I
was never much of an athlete. My mind simply wasn’t quick enough to respond to
the instantaneous reactions needed for sports. It hasn’t improved as I’ve
gotten older, by the way. All through grade school a common phrase that got
repeated like a mantra on the playground was, “You guys get Foster. We had him
yesterday.”
Needless to say, I dreaded “play period”
because not being good at sports was shameful in those days. I don’t know if
it’s any better today. I hope it is. In fact, I had a Sunday School teacher,
who shall remain nameless, who said in class one time that if you didn’t like
sports, then you were not a good Christian. I swear that that’s true! That
pretty much took care of any hopes I had in my young preteen life of being in
favor with God. Guilt and rejection rose in my psyche like a thermometer on a hot
summer day.
Of course, the athletes were the cool
kids—the admired kids—the popular kids. I used to daydream that one day I would
wake up suddenly and be a super athlete. I even prayed about that, making
promises to God to be especially good if God would just make that happen. It
was a true test of faith when that didn’t materialize. (That would join the
list of my other requests, one being that I would go out to the garage/barn one
morning and find a pony there, just waiting for me to ride it. I won’t go into
detail about my other requests.)
At any rate, technically, I never really had
to wait to find out what position I was going to play—right field—where kids
seldom hit the ball. I just needed to know for which team.
One day during a softball game on the
playground of the Milton H. Allen elementary school—I’m guessing the year was 1955
or thereabouts—the usual routine of team selection took place by the “captains,”
and I made my way to my appointed position.
The game dragged on. I daydreamed my way
through most of it. Then suddenly I heard some commotion up toward home plate. Kids
were looking in my direction and I couldn’t figure out why. They were yelling
something that I couldn’t make out. I took off my hat (as if that were going to
help), and lo and behold, much to my surprise, a ball landed it!
Kids were ecstatic! “Do you see that?” “Whoa, Foster! Way to go!” For one brief moment of my life, I was a
sports hero of sorts.
The next day when the teams were being
chosen, I was certain somebody would mention my name first. They didn’t. The
mantra was familiar: “You guys get Foster. We had him yesterday.”
Years later, listening to Peter, Paul, and
Mary (one of my favorite groups of all time), Paul Stokey sang a song he had
written called “Right Field.” It blew me away. The story of the lyrics sounded
almost identical to my big moment in softball.

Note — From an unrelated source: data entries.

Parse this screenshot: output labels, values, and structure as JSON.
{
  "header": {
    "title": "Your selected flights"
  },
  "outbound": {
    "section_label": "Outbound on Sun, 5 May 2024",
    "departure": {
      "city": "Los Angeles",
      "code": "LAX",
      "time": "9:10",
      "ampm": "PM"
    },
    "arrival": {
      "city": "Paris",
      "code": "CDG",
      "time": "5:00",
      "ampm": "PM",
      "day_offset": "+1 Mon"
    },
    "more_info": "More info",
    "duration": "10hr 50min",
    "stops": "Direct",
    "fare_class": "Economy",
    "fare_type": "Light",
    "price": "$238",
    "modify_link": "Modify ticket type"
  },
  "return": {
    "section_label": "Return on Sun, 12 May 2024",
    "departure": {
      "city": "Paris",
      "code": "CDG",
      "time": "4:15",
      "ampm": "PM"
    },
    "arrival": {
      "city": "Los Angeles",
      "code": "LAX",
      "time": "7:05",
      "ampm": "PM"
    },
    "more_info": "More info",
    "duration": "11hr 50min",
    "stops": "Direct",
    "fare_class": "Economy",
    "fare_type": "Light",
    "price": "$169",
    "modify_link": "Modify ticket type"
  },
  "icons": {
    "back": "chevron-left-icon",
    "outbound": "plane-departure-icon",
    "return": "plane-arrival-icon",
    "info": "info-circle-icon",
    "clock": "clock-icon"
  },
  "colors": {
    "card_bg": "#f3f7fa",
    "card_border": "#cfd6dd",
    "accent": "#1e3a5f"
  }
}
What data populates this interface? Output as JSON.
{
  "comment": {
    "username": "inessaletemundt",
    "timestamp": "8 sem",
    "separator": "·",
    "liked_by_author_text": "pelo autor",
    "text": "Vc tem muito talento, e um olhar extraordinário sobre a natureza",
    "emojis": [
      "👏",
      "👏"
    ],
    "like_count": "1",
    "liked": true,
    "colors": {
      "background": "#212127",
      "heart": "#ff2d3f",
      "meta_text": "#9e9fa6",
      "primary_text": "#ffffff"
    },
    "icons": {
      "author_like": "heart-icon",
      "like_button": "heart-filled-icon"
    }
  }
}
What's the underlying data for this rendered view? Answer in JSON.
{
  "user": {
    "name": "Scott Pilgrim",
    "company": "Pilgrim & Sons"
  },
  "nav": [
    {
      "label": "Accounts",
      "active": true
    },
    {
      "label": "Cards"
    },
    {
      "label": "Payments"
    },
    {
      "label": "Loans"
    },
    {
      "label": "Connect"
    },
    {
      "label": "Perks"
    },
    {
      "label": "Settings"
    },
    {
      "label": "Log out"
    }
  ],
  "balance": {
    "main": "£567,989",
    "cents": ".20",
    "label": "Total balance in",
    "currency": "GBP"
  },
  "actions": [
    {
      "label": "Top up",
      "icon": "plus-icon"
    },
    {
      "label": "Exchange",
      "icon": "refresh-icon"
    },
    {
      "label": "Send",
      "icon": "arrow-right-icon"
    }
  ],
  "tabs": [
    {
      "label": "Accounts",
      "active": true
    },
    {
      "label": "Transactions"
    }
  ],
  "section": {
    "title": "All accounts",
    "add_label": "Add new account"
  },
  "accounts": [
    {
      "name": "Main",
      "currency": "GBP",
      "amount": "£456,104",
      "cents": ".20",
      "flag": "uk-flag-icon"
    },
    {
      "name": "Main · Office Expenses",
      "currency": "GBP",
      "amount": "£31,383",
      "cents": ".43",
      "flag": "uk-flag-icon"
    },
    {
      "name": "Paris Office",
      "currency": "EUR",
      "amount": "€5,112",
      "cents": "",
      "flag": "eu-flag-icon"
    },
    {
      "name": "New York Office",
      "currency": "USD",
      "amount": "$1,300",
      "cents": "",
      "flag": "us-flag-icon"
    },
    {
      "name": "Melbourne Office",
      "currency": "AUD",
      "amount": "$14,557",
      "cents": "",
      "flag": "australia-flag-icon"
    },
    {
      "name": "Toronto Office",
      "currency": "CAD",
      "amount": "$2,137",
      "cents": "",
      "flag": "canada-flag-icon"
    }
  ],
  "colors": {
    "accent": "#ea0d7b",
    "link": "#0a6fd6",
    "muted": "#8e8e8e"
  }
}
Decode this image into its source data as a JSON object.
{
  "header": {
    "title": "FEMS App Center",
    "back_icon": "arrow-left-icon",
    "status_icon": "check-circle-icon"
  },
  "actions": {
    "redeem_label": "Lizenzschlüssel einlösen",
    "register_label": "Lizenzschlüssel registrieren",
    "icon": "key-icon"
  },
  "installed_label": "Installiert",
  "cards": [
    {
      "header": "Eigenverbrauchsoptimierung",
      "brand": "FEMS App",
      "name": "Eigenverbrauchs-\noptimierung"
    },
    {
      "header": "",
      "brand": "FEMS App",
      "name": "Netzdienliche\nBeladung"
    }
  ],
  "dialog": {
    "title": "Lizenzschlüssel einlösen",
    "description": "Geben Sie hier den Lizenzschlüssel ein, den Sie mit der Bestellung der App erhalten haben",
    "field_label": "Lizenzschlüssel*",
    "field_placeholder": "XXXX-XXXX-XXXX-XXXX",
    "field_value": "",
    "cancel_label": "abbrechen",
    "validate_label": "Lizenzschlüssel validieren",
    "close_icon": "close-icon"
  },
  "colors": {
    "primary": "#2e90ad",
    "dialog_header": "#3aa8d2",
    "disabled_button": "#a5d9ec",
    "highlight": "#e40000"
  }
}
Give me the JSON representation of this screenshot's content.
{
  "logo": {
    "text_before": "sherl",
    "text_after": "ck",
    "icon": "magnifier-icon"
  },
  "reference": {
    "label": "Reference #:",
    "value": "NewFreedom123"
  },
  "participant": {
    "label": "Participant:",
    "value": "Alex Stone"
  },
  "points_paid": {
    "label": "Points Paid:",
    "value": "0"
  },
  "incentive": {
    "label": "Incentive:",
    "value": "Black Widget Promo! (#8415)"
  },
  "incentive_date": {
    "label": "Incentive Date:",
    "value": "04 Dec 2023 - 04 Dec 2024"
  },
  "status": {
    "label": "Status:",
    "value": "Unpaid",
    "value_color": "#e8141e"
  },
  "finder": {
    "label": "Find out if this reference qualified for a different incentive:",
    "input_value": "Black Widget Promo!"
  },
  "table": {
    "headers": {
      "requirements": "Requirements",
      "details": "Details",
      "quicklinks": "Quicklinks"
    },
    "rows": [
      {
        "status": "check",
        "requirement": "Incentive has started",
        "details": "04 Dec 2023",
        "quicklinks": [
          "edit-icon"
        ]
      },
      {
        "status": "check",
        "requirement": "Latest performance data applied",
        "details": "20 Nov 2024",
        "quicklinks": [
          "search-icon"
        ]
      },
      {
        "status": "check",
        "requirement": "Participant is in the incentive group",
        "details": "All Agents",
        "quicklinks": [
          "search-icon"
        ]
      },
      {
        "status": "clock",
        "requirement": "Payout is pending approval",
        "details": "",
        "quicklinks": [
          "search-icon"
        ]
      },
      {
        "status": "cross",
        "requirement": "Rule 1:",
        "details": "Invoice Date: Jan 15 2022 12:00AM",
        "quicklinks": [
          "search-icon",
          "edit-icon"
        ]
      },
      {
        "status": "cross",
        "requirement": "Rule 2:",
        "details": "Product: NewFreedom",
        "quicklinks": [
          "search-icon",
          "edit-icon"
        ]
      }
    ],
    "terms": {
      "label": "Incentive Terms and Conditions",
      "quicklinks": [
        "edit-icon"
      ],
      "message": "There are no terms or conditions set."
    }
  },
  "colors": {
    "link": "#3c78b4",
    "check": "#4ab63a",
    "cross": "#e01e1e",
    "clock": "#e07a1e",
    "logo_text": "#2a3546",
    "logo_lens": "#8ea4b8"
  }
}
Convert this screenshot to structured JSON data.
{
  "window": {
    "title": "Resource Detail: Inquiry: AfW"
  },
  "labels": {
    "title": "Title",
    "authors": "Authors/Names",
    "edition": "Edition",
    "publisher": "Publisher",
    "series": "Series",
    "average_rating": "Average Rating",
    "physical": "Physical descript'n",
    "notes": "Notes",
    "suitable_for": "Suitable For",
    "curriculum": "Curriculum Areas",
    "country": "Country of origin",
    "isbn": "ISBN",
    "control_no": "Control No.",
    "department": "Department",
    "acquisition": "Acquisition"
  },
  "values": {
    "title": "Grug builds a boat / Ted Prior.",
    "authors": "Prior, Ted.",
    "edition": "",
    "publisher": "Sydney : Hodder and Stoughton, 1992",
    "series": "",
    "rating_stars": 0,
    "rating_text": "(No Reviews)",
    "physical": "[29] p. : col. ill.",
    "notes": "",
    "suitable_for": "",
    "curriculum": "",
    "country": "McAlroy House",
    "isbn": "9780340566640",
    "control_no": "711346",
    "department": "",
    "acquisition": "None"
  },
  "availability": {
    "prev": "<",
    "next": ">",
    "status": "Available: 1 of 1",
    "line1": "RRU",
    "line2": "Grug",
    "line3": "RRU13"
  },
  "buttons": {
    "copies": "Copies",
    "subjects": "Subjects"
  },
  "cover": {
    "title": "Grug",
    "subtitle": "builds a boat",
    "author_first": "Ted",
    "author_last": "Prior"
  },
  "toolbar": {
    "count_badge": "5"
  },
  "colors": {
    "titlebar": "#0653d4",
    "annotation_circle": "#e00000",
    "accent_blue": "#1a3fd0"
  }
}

Hearing that was both amusing and enlightening
at the same time. What seemed like such a big deal years ago, was really little
more than the growing pains of finding out who I am and who I am not. It’s true
for all of us I think. Those moments when we feel awkward or out of place are
really part of the self-discovery process. They are in no way a judgment
against our self-worth nor as signs of failure. They merely correct our course
in the direction of where we are meant to go.